AUSTRALIA'S biggest resources companies have revealed that more than $50 billion worth of expansion projects will not go ahead as planned, in the latest sign that the peak of Australia's resources boom has passed.
In one of the biggest corporate decisions of the year, BHP Billiton confirmed that plans for a $30 billion expansion of its Olympic Dam mine in South Australia and a $20 billion expansion of Western Australia's Port Hedland will not proceed.
The bombshells came on the day Woodside Petroleum indicated long-held plans to spend $5 billion doubling its Pluto gas project were unlikely to go ahead in the short term due to a failure to find enough gas off WA.
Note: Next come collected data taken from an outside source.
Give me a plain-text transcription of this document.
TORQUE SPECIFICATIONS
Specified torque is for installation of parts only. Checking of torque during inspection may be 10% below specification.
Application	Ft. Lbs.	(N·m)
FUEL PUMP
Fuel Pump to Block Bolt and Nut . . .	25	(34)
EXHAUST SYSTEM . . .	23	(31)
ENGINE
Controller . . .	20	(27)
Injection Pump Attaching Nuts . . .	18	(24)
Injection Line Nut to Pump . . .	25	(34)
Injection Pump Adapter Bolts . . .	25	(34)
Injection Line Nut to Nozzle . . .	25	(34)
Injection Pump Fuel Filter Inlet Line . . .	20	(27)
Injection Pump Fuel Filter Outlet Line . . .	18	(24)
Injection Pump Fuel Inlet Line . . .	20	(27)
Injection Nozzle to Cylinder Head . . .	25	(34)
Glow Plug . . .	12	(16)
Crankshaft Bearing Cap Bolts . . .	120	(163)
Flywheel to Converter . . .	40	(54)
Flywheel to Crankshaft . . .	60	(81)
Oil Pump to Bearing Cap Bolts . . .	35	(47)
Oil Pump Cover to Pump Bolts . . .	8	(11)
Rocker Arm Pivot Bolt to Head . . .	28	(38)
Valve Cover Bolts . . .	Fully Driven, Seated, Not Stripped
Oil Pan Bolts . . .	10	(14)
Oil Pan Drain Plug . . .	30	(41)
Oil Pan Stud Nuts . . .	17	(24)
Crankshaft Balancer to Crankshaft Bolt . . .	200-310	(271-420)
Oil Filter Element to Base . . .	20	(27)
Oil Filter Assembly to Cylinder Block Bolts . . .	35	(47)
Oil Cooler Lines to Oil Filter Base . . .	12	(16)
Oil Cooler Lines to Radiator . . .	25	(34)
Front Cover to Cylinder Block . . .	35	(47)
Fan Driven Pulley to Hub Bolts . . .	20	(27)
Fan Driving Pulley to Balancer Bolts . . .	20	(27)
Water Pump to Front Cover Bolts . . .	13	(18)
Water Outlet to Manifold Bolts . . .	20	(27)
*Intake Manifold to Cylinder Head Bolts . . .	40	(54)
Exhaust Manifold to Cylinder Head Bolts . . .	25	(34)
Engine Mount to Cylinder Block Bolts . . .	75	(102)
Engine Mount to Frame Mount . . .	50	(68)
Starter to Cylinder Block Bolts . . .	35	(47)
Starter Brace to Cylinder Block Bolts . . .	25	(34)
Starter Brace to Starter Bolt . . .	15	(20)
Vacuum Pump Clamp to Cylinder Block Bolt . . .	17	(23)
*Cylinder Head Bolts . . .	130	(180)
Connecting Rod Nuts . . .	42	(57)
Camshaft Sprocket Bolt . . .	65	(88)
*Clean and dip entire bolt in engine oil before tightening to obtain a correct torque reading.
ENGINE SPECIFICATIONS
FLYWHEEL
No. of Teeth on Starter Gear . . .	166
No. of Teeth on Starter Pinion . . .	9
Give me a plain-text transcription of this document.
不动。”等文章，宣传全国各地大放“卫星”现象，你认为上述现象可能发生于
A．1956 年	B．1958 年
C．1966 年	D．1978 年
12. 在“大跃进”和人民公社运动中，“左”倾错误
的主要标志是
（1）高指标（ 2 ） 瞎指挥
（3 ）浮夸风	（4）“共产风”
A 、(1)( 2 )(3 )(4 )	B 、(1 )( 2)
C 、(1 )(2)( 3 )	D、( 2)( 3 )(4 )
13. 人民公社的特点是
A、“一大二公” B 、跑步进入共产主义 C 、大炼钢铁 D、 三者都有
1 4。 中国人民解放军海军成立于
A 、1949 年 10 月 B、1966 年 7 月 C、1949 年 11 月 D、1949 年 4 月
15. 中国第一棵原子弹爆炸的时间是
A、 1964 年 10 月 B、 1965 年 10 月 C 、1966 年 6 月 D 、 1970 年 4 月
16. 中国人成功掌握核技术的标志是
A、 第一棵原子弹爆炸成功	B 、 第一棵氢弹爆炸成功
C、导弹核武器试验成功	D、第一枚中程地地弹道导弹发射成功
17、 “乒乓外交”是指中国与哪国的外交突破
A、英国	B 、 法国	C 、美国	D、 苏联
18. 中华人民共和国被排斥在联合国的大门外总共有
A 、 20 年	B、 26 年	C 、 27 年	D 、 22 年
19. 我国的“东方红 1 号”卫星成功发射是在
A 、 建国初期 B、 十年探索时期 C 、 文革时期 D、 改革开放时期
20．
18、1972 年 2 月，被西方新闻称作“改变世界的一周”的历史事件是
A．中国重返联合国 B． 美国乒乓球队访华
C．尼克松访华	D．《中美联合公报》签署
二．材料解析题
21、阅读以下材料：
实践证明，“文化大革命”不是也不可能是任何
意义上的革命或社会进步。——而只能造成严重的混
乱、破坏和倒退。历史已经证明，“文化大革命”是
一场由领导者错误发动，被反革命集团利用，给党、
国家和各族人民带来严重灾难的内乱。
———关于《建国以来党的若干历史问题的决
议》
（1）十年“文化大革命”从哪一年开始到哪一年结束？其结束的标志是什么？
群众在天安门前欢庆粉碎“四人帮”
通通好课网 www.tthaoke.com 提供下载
While the three massive proposals have not been permanently axed, all appear unlikely to be developed, as slowing rates of growth in China drag commodity prices down from their historic peaks of recent years.
BHP had been due to approve both projects before Christmas, but confirmed yesterday that neither would be approved in the next 12 months, and more time would be taken to investigate cheaper ways of developing them.
The Olympic Dam decision is a symbolic moment in the decline of the resources boom, as it would have been the biggest open cut mine in the world and took seven years of painstaking work through design and approvals.
BHP's chief executive, Marius Kloppers, listed factors that had made the copper, gold, silver and uranium project less financially attractive: soaring construction costs, the high Australian dollar, sliding copper prices and the depressed outlook for uranium after the Fukushima disaster.
''It is the concept that we have been developing which is not viable given the current set of circumstances, particularly the capital cost of construction,'' he said.
The decision reignited debate in Canberra over the merits of the government's new taxes on mining and carbon.
Olympic Dam's minerals are not affected by the mining tax - which is levied on profits from iron ore and coal sales - but the Opposition Leader, Tony Abbott, who admitted last night he had not read BHP's statement, said the new taxes were a factor in BHP's decision because they had trimmed the total profits the company had available for new projects.
''All we want for investors in this country is a level playing field,'' he said. ''The carbon tax and the mining tax mean there is no level playing field in Australia vis-a-vis elsewhere.''
Mr Abbott blamed ''industrial militancy'' in mining for making Australia a less inviting place to invest: a reference to the rolling strikes that have dogged BHP's coal joint venture in Queensland.
The comments were not supported by Mr Kloppers, who said the federal and South Australian governments had given ''absolutely fantastic'' support to the Olympic Dam proposal.
The Resources Minister, Martin Ferguson, said the government was ''disappointed'' at the decision, but he rejected links to the mining and carbon taxes.
''There's nothing more the South Australian and Australian governments could have done,'' he said. ''This is a board decision, it is a commercial decision.''
The decision is a major blow to South Australia, which had expected the Olympic Dam expansion to deliver a huge boost in jobs and a royalty stream of about $350 million a year for decades.
But there was good news for the millions of Australians who hold shares in BHP, as the company increased its dividend payments by 11 per cent. BHP shareholders will get a total of US112¢ a share for the year to June 30, 2012.